Matheny sat down with Christopher Dorobek on the DorobekINSIDER to discuss his agency’s role in forecasting potential cyber attacks and what that means in the grand scheme of cybersecurity.
So, can forecasting something as complicated as cyber really work? Forecasting is a very real possibility according to Matheny. “Cyber attackers leave digital footprints in cyberspace when they’re planning for an attack. So even before an attack occurs there are behaviors that cyberattackers leave traces of; including actions that are taking place during planning phases and reconnaissance phases (i.e. testing particular sites for their integrity or their security).”

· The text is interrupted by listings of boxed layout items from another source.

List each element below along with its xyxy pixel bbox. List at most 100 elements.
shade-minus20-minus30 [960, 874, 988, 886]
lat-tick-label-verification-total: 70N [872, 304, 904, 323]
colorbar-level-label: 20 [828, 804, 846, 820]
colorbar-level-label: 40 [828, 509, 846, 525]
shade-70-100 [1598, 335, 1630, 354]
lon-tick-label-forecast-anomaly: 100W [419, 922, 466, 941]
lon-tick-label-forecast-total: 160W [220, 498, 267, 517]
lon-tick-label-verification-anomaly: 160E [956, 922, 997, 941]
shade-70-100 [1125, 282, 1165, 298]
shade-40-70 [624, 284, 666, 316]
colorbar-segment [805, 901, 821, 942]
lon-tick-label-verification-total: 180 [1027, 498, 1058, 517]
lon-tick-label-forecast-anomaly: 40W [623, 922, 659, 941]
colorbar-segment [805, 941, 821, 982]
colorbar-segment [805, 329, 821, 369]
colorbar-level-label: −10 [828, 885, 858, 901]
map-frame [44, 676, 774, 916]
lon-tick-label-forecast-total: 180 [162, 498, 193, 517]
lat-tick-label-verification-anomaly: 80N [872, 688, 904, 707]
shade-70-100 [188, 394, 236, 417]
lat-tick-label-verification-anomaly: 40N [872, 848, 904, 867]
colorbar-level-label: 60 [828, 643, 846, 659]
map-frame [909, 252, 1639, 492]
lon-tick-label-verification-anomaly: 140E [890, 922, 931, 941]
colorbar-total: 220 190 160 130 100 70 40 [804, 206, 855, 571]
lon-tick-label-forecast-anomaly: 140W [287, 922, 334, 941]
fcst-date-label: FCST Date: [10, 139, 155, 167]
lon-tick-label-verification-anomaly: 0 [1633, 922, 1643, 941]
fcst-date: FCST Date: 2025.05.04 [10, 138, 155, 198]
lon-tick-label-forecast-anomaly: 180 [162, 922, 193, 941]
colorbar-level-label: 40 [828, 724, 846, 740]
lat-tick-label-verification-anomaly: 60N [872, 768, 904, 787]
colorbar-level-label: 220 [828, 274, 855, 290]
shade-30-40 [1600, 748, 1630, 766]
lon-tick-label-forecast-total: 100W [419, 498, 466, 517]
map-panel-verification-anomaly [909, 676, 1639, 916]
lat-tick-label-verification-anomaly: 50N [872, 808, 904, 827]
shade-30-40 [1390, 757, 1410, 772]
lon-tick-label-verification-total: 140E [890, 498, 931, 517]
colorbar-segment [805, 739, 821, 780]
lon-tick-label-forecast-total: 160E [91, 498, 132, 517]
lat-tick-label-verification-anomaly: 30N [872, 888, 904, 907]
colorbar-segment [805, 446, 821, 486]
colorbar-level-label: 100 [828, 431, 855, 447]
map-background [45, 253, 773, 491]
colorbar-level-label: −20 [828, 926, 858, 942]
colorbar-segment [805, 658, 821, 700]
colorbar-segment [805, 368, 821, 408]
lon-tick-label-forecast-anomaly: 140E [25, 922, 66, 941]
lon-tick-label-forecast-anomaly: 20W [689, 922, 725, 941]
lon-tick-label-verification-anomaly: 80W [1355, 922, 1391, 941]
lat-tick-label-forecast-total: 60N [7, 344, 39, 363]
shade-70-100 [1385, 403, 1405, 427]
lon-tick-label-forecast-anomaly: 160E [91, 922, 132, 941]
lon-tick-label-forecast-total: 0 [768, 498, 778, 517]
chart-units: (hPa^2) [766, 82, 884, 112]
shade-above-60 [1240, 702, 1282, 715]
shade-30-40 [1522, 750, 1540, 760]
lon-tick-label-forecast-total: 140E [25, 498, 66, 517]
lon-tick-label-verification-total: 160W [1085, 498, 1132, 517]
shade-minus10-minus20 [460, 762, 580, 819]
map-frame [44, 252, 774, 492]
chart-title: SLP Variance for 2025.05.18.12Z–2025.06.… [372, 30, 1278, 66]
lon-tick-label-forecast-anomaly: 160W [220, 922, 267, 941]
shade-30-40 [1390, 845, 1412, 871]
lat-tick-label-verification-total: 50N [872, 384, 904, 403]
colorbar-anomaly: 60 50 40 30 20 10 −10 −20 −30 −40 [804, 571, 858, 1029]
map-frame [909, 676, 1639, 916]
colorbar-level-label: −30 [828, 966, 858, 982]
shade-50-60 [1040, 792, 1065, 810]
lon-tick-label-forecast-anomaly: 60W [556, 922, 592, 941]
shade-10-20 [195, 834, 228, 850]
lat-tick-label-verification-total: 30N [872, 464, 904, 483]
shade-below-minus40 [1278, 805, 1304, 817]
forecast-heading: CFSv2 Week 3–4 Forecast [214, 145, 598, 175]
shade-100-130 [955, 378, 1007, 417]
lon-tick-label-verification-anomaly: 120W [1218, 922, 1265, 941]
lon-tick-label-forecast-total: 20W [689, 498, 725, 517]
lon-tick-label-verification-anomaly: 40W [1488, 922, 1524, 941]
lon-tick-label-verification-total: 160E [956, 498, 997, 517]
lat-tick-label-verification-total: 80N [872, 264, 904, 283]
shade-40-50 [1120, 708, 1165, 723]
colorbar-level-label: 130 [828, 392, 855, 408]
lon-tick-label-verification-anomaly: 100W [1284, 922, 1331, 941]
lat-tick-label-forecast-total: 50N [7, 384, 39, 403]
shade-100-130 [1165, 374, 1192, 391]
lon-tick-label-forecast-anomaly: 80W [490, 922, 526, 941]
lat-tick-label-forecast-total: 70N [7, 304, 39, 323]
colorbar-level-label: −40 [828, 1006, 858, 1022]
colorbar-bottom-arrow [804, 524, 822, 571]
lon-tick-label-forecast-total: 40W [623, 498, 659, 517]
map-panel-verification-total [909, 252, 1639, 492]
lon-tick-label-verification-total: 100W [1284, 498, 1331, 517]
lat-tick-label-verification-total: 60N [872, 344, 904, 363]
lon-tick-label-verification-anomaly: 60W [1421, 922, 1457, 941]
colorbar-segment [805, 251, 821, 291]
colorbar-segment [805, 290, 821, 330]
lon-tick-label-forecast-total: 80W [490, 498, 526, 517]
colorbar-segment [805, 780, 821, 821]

Matheny shared a bit about a current IARPA program, Cyber-attack Automated Unconventional Senior Environment (CAUSE), which is working to forecast cyberattacks. This program is meant “to test a variety of different methods that we could use to detect those early planning and reconnaissance phases that occur before cyberattacks and to test them in real time against real events.” IARPA runs these tests by “using a data science approach in which multiple streams of data, both network host data and external data that’s coming from social media or web search queries, calculate a probabilistic estimate that an attack may be being planned,” Matheny stated.
Technology is playing a big role in helping IARPA employees forecast potential cyberattacks. “We have a very large investment in computing, machine learning, data analysis, as well as the development of new sensors and programs, to improve human judgment since an awful lot of intelligence analysis is done by human analysts making judgments about very complicated geopolitical events,” Matheny said. This mesh of technology and the human touch makes this a similar replica of the work being done in weather forecasting. “This is sort of akin to weather forecasting in which probabilities are assigned to a potential event.” Matheny also pointed out the need to know about the highly consequential events, regardless of the improbability of them happening.
In the end, why is forecasting cyberattacks important? Matheny gives us two reasons why IARPA’s work in cyber forecasting is crucial. First, forecasting can help national security decision-makers prepare appropriately for an attack through “anticipatory intelligence about events as they’re unfolding.” Secondly, “the purest test of a scientific theory is to use that theory to generate a forecast and then test it against real events. And I think the science is getting us to a point where we can do that beyond physics, chemistry, or biology and start doing it with social phenomena.” Which is why CAUSE proves to be unique. “Doing the behavioral science on cybersecurity is a real innovation in this program,” Matheny said.
Therefore, even though forecasting, in any form, is difficult, it is necessary. IARPA is setting up government to prevent getting caught in the rain, but we still may have some storms ahead before a system of forecasting is truly set in place.